Виктория Еланцева

Моя мама пахнет кофе

Родилась в Москве.  Выпускница факультета физико-математических и естественных наук Российского Университета Дружбы Народов.  Живет в Мельбурне (Австралия).Журналист казахстанских изданий Cosmopolitan, Beauty World, Forbes;  колумнист и  член жюри премии «Меню и счет» журнала Time Out (Казахстан); лауреат литературного конкурса Proza.kz; автор романа для подростков «Загадка Алтын Мадам» и сборника рассказов «Мотыльки».


Цитата: «Жизнь похожа на взлетную полосу:  не успел еще как следует разогнаться, а кто-то уже наступает тебе на пятки».


 


 


– Еще одну привезли. Горемыка.


– Ничего, привыкнет. Все привыкают.


 


***


Мама пахнет кофе. У нее  пушистые волосы и сережки с прозрачными камешками. Она встает затемно, целует меня во влажный лоб, потом надевает коричневый плащ и уходит на работу.


Мама – телефонистка. У нас нет телефона, и мама считает, что это хорошо. Вечерами мы садимся за большой стол пить чай. У нас красивый сервиз – бабушкин. Белые фарфоровые чашечки с фиалками. Если мешать чай ложкой, они смешно позвенькивают – зинь-зинь, зинь-зинь. Чашечки стоят на белых блюдечках. Жалко, что у одного краешек откололся. Но мама его не выкинула, посадила на клей и оставила. Только гостям это блюдечко не подает. А если его от себя отвернуть, то скола не видно, и кажется, что блюдечко совсем целое.


Мама чай не любит, а я люблю. Она наливает мне его сначала в чашечку, а потом из чашечки переливает в блюдечко – чтобы скорее остыл. А я макаю туда кусочки сахара: он рассыпается на искрящиеся крупинки и тает, как первый  снег. Можно, конечно, еще макать «пушкинские» сушки, но от них остается коричневая кашица. Мама называет ее «болотом» и морщит нос. А я пью чай вместе с этой кашицей прямо из блюдечка и представляю, что я – важная мадемуазель.


Это слово – мадемуазель – мне очень нравится. Вот моя кукла – настоящая мадемуазель. У нее белое лицо, такое же белое, как  фарфоровая чашечка с фиалками, только с милыми капризными кубками. Кукла – мамина. Но ей она уже не нужна, поэтому я забрала ее себе. Волосы у нее немного растрепались, но я намазала их салом и заплела. Мама расстроилась и сделала для мадемуазель кружевную шляпку с атласной ленточкой.

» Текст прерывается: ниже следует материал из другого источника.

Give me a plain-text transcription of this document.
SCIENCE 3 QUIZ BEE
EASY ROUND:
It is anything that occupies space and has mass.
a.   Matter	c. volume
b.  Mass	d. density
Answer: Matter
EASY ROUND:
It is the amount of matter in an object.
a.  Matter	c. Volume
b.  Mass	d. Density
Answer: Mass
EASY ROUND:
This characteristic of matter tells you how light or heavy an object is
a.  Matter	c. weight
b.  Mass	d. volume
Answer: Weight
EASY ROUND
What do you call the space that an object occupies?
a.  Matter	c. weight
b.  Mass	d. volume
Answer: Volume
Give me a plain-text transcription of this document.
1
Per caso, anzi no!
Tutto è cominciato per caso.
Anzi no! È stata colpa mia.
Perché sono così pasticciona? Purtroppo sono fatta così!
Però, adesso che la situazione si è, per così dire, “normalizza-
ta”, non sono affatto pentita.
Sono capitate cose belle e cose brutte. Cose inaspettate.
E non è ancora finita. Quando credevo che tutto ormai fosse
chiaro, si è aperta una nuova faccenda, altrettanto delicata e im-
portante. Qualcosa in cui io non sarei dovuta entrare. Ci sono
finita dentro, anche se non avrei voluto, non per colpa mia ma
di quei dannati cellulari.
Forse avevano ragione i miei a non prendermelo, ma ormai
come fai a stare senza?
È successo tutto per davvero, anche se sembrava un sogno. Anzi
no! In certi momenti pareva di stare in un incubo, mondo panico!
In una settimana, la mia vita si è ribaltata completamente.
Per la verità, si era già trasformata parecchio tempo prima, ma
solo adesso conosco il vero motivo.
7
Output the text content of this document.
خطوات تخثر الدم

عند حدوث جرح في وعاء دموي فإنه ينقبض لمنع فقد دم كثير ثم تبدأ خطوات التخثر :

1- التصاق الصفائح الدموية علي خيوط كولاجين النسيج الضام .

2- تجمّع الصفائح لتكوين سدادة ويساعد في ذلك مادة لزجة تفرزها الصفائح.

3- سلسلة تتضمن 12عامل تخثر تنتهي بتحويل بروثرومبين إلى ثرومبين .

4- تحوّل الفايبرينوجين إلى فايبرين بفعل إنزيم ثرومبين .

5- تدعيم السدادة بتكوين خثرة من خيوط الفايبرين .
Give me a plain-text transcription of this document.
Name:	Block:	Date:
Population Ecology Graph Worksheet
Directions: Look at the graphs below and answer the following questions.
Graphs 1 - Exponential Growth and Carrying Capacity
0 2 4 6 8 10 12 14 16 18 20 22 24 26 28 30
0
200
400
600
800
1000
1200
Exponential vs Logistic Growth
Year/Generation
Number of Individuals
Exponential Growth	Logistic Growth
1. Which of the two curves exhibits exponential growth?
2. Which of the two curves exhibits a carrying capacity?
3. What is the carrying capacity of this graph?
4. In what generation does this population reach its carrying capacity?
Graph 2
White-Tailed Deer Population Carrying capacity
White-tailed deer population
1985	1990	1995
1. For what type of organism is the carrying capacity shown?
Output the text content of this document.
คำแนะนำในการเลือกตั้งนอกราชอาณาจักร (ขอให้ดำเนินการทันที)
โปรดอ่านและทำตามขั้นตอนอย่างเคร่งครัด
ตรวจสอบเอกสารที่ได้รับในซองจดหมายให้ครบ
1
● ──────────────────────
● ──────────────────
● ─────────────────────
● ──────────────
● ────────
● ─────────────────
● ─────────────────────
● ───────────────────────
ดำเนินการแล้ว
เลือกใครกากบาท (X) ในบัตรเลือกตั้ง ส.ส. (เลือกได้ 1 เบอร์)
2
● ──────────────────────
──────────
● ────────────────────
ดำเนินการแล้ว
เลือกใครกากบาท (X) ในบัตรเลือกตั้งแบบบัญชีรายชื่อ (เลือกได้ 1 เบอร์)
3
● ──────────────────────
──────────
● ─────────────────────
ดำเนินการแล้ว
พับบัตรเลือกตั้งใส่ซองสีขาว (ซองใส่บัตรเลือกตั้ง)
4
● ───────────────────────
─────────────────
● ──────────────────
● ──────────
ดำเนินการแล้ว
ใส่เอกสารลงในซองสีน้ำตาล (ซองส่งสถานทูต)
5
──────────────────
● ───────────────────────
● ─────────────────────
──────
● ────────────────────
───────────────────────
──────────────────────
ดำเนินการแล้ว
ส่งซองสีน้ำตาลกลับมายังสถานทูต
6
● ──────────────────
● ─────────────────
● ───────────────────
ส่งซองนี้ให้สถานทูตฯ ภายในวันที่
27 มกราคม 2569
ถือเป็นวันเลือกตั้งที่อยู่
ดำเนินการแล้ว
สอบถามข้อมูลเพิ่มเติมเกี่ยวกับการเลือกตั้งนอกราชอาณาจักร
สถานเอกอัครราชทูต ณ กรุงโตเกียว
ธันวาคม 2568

После чая мы обычно ложимся спать. Мама рассказывает сказки – о том, как важные мадемуазель ездят на воды и обедают в ресторане «Гагрипш», а еще о том, как прекрасный королевич поцеловал спящую красавицу. А мне кажется, что это и не сказки вовсе, а мама и есть спящая красавица, только королевич уехал в свою волшебную страну и шлет оттуда маме  картонные открытки. А еще я думаю, что  это мой папа. Наша соседка по квартире Лушка говорит, что папа – не королевич, а шельмец.  Мама называет Лушку дурой и обещает нажаловаться управдому за то, что та сушит голову в духовом шкафу.


Иногда к маме приходит Нани. Они дружили в детстве: потом Нани вышла замуж, а мама сделалась телефонисткой. В дни «визитов» мама надевает белье из «Фандориза» и парадное платье и подает на стол чашечки с целыми блюдечками. Только уже не для чая, а для кофе. Он получается густым и ужасно горьким – даже пятью кусочками сахара не спасти! Нани обязательно приносит подарки: маме книги, а мне кулек конфет. Мама сердится, но виду не подает, поэтому я съедаю сразу горсть сладостей и мучаюсь животом.


Они много разговаривают. Нани жалуется, а мама ее уговаривает не плакать. Еще они обсуждают Альпера. Нани так и говорит: «А знаешь, я недавно встретила Альпера…» Тогда мама начинает курить и молча слушает. Мне про Альпера неинтересно, и я убегаю из комнаты на кухню, где сытно пахнет Лушкиным варевом.


Потом Нани  уходит, и мы укладываемся спать. После разговоров про Альпера мама не рассказывает сказок: она просто прижимает меня к себе, а я упираюсь коленками в ее теплый живот и нюхаю пропахшие кофе и сигаретами волосы. Я всеми силами стараюсь не уснуть: жду, когда мама закроет глаза, а потом аккуратно трогаю прозрачные камешки в ее сережках. Один раз замочек расстегнулся, и сережка выпала мне в ладонь. Я спрятала ее под подушку и любовалась блестящим камешком, пока никто не видит. Мама сережку потом искала, но я побоялась отдавать.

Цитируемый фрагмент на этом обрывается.